The maid gave directions in a voice that made me feel like I was being put on display: wait here; change; don’t touch anything. She left, and for a moment I stood with my mouth open and the dress heavy in my hands.
I pulled the Arabian mask over my face because anonymity felt like armor. The silk slid over my shoulders and clung to places I’d never claimed. My skin prickled at the sensation—I was almost bare, like the dress knew what to show. I hardly recognized myself in the mirror: a stranger in a costume, a girl pretending to be someone who could sell an hour for a life.
A maid knocked and opened the door. “He’s ready,” she said, and left without another glance.
My throat tightened.
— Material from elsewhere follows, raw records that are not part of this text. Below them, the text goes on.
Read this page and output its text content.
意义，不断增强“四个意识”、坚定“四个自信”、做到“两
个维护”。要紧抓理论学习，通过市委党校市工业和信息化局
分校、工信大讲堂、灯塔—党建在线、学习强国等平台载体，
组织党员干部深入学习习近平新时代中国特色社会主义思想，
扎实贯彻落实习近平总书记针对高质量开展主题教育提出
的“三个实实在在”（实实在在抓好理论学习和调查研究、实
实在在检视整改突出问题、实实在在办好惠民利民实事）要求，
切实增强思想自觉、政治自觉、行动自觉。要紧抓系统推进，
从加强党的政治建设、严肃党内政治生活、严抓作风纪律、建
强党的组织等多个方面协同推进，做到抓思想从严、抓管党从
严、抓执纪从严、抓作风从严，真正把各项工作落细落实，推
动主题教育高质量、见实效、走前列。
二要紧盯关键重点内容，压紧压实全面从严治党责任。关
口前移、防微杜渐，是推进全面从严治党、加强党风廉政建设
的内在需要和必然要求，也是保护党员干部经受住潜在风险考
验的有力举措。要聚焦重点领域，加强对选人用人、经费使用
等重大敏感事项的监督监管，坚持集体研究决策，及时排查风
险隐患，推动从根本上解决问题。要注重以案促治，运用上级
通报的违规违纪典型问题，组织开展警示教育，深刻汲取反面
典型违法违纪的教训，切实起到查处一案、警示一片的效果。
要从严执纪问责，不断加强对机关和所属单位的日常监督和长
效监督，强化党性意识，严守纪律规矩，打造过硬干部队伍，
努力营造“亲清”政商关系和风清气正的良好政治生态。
I practiced smiling once, trembling. Lila’s words looped in my head like a command: Just say hi. He will send payment before you start. Don’t look him in the eyes. Take my phone. Massage and go. No funny ideas.
I steadied my hands and walked into the room.
When the door opened, he stood there—tall, dangerous, like he’d been carved straight out of danger. He looked at me once, and a cold, wild thrill ran through my body. The mask hid my face but not the way my breath hitched. The room seemed to narrow into him.